The faces of joy.. utter, raw joy

Tuesday, December 10, 2013

Brokenness aside

Tonight, I became broken. Tonight, I reached the end of my rope. Tonight, it was hard to see the bright side of things or any hint that things would get better. Tonight, I was lost. I know it may be hard for some of you to understand how close I am to my boys back in the Dominican Republic, but let me just tell you this. When i see a photo of them, I tear up. When I dream about them (which has been every night for the past week) I wake up crying. When other children laugh or smile around me, it feels as if they are actually sitting right next to me. I go throughout my day battling tears and tackling with letting misery take over my heart. I would be lying if I said I don't worry. I would be lying if I said I haven't grown angry with God over the last couple of months. The only way I can seem to put my heart and struggle into words is that this...is...hard.

why why why is all I can seem to ask God. Why am I here? Why do I dream about my boys? Why can't I just go and never come back. Why don't people understand? Why don't I understand? Why don't you understand? Why are you letting this happen to me? Why is it that I can sleep comfortably at night with a full stomach yet my boys have to go cold and hungry? why...why...why...

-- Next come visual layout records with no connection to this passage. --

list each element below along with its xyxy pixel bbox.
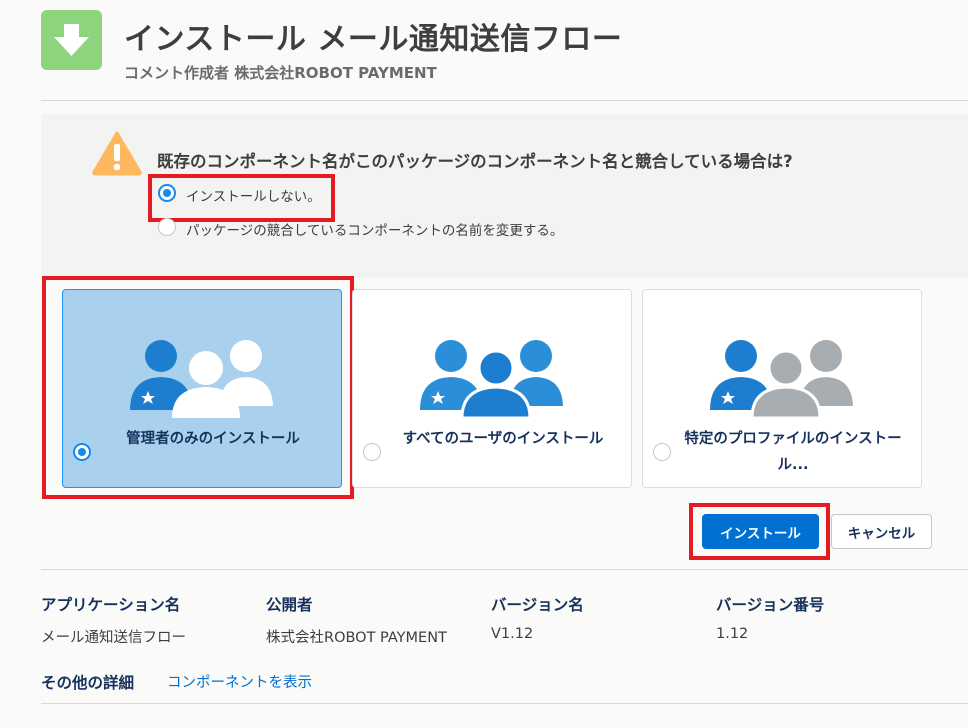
install-option-profiles-card[interactable]: 特定のプロファイルのインストール... [642,289,922,488]
divider [41,100,968,101]
conflict-question: 既存のコンポーネント名がこのパッケージのコンポーネント名と競合している場合は? [157,152,793,171]
app-name-value: メール通知送信フロー [41,630,186,646]
install-button[interactable]: インストール [702,514,819,549]
divider [41,703,968,704]
app-name-header: アプリケーション名 [41,596,181,614]
radio-all-users[interactable] [363,443,381,461]
all-users-icon [420,340,563,418]
cancel-button[interactable]: キャンセル [831,514,932,549]
version-number-header: バージョン番号 [716,596,825,614]
warning-icon [91,130,143,176]
install-option-all-users-card[interactable]: すべてのユーザのインストール [352,289,632,488]
install-option-label: 管理者のみのインストール [126,431,300,447]
other-details-label: その他の詳細 [41,674,135,692]
radio-rename-components[interactable] [158,218,176,236]
version-name-value: V1.12 [491,626,534,642]
page-subtitle: コメント作成者 株式会社ROBOT PAYMENT [124,64,437,82]
install-option-label: すべてのユーザのインストール [402,431,604,447]
radio-admin-only[interactable] [73,443,91,461]
radio-specific-profiles[interactable] [653,443,671,461]
install-option-admin-card[interactable]: 管理者のみのインストール [62,289,342,488]
divider [41,569,968,570]
publisher-header: 公開者 [266,596,313,614]
radio-dont-install[interactable] [158,184,176,202]
page-title: インストール メール通知送信フロー [124,22,623,57]
option-dont-install-label: インストールしない。 [186,189,321,205]
app-download-icon [41,10,102,70]
install-option-label: 特定のプロファイルのインストール... [684,431,902,473]
version-name-header: バージョン名 [491,596,584,614]
profile-users-icon [710,340,853,418]
view-components-link[interactable]: コンポーネントを表示 [167,671,312,692]
publisher-value: 株式会社ROBOT PAYMENT [266,630,447,646]
admin-users-icon [130,340,273,418]
version-number-value: 1.12 [716,626,749,642]
option-rename-label: パッケージの競合しているコンポーネントの名前を変更する。 [186,223,564,239]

I don't know why this is happening, and I don't know what is going on with my kids back in the DR, but what I have come to know is that these issues are for God to take care of, not me. I don't need to know all the answers. In due time, God will reveal to me what needs to be revealed. In due time God will place my boys in my arms, but until then I need to praise Him in my weakness. I need to trust Him in my times of trouble. I need not to doubt for it is foolish to have trust issues with God. I need patience and understanding. I need His word. I need Jesus!

All of this has become unbearable and heart breaking, but all of this has also taught me that brokenness aside, God is who He says He is and He will take care of His children. Including me and the ones that have stolen my heart.

Psalms 34:18,
The LORD is near to the brokenhearted And saves those who are crushed in spirit.